Can a love letter delivered via email be just as sweet? Delays at the U.S. Postal Service are leading Marketplace’s Alice Wilder to consider sending love letters digitally.

Marketplace’s Alice Wilder has been waiting for a love letter to arrive at her home since March. It was sent by her boyfriend David Scarisbrick, who lives 800 miles away in Lake Forest, Illinois.

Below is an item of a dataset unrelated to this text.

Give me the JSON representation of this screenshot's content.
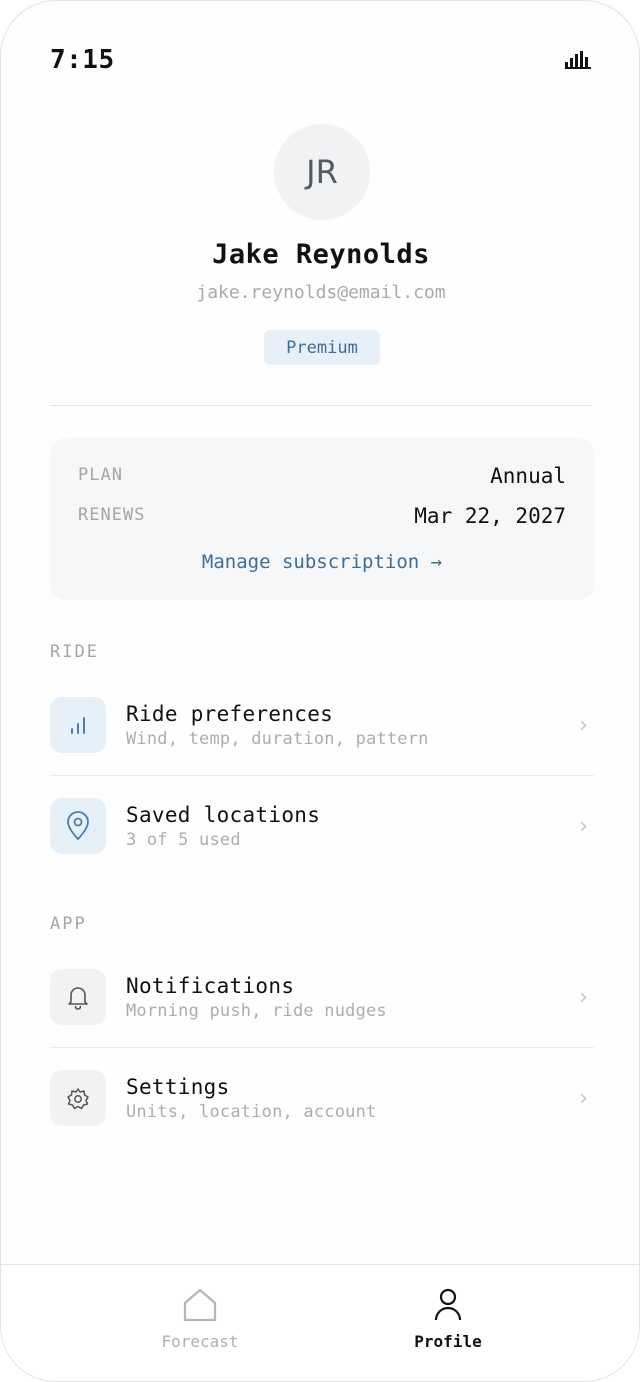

Years of financial troubles and political turmoil mean that those still sending letters are experiencing longer delivery times. That’s leading Wilder to consider switching to a more modern form of communication: email.
That’s bad news for the USPS. The Office of the Inspector General reports that the volume of first class mail has dropped 52% between 2008 and 2023, and they attribute much of that to what they call “electronic diversion,” the spread of smartphones and digital communication in the U.S.
The pandemic has only exacerbated the problem, said Karen Hult, professor of political science at Virginia Tech. “We send emails, we do other kinds of things and so I think that’s among the revenue concerns that the postal service has faced,” Hult said.
But can an email match the romance of a handwritten love letter? Not according to Hult. “There can be a real privacy to letters, there also is just a real intimacy to reading people’s handwritten comments,” Hult said.
When Marketplace announced layoffs in April, Wilder’s anxious refreshing of her inbox was interrupted with a love letter, delivered via email, from Scarisbrick. “I worry that every second I wait to send this email is one in which a worse meaner email will catch you unaware,” Scarisbrick wrote. This letter might not have come through the mailbox, but it arrived right on time.